VARSCAN_PARAMETER="--min-coverage 20 --min-reads2 4"
#
##Software locations
## Usually, you DON'T need to modify them unless you update packages
#
STAR_RNA=/hpc/grid/shared/ngsapp/STAR_2.4.0k/bin/Linux_x86_64
FEATURECOUNTS=/hpc/grid/shared/ngsapp/subread-1.4.6/bin
RSeQC=/afs/grid.pfizer.com/mm/proj01/app/python/bin
VARSCAN_JAR=/hpc/grid/shared/ngsapp/bin/VarScan.v2.4.0.jar
########################################################################
P.S Descriptions on data and figure summary files under project folder
Results/Summary
########################################################################
sample.annotation.txt sample annotation file
star-mapping-summary.txt read mapping summary for STAR run
fc-counting-summary.txt read counting summary for featureCounts run
RSeQC-read-distribution.txt The distribution of mapped reads along gene elements
Gene-count-table.txt counting table
Gene-count-table.flt.txt filtered counting table.
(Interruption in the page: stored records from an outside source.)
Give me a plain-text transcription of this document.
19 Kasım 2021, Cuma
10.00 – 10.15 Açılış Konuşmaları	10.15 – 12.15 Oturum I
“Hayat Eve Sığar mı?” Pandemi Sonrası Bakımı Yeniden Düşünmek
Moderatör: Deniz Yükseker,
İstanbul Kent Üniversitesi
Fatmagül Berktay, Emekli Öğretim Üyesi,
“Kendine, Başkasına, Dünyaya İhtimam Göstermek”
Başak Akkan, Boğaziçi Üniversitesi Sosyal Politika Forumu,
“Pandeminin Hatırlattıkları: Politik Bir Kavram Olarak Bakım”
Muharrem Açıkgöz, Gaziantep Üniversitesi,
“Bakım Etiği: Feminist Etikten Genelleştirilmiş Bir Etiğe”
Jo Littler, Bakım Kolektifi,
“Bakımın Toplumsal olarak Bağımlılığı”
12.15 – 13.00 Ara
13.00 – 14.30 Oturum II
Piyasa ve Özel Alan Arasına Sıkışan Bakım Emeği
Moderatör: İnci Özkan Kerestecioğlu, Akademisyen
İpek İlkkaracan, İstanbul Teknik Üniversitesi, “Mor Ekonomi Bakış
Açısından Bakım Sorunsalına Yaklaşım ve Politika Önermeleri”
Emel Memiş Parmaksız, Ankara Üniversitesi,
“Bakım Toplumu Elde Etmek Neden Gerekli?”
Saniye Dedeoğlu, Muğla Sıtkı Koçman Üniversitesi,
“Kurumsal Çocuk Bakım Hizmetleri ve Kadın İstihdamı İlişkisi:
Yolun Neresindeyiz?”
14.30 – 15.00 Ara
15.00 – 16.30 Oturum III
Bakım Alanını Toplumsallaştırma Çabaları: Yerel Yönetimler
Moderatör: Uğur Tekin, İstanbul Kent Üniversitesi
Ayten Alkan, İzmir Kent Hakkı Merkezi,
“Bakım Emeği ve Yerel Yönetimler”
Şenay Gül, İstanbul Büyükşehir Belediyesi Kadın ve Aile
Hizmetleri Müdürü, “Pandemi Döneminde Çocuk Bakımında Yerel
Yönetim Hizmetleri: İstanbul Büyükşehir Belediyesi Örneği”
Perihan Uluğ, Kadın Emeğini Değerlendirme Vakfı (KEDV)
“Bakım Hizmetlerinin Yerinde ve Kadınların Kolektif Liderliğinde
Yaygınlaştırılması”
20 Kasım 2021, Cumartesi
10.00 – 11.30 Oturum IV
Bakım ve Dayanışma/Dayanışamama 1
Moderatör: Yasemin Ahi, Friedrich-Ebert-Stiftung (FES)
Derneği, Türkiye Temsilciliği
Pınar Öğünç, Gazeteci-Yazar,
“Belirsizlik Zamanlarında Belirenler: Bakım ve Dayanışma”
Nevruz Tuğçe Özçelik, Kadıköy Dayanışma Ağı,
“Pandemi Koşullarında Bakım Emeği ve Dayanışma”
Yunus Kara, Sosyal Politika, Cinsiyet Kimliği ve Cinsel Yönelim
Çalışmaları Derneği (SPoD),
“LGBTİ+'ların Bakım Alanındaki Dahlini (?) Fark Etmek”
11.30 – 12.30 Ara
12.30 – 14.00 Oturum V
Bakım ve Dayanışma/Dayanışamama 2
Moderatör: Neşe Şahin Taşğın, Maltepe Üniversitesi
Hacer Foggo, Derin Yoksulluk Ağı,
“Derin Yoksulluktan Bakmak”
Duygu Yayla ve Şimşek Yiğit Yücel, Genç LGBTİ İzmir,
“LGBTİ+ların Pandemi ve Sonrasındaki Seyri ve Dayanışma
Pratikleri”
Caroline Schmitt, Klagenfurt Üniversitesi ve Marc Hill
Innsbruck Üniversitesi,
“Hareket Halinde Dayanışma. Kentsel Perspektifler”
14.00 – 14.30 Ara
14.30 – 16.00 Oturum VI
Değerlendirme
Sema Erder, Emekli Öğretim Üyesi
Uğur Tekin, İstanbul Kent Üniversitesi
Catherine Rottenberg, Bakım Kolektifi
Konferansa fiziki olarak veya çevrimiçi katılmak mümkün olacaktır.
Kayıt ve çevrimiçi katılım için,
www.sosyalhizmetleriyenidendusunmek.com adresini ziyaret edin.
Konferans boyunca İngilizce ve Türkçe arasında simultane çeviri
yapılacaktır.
A gene is filtered if having 0 read in more than 50% samples
Gene-fpkm-table.txt RPKM table, calculated from Gene-count-table.txt
Gene-fpkm-table.flt.txt filtered RPKM table, calculated from Gene-count-table.flt.txt
RNASeq-expr-QC.txt correlation based QC of expression profile
RNASeq-expr-corr.txt All-against-all gene expression correlation matrix
RNASeq-snp-corr.txt All-against-all SNP correlation matrix
RNASeq-merged-metrics.txt Merged RNA-seq metrics from mapping, counting, distribution and QC
read_map_sum.10x7.png plot of star-mapping-summary.txt. Intended for powerpoint presentation.
read_map_sum.png plot of star-mapping-summary.txt. Intended for interactive HTML presentation.
read_count_sum.10x7.png plot of fc-counting-summary.txt. Intended for powerpoint presentation.
read_count_sum.png plot of fc-counting-summary.txt. Intended for interactive HTML presentation.
read_dist_sum.10x7.png plot of RSeQC-read-distribution.txt. Intended for powerpoint presentation.
read_dist_sum.png plot of RSeQC-read-distribution.txt. Intended for interactive HTML presentation.
expr_count_RPKM.10x7.png plot the number of genes with a give RPKM cutoff. Intended for powerpoint presentation.
expr_count_RPKM.png plot the number of genes with a give RPKM cutoff. Intended for interactive HTML presentation.
RNASeq-expr-corr.txt.corr.9x7.png correlation plot for RNASeq-expr-corr.txt.Intended for powerpoint presentation.
RNASeq-expr-corr.txt.corr.png correlation plot for RNASeq-expr-corr.txt.Intended for interactive HTML presentation.
RNASeq-snp-corr.txt.corr.9x7.png correlation plot for RNASeq-snp-corr.txt.Intended for powerpoint presentation.
RNASeq-snp-corr.txt.corr.png correlation plot for RNASeq-snp-corr.txt.Intended for interactive HTML presentation.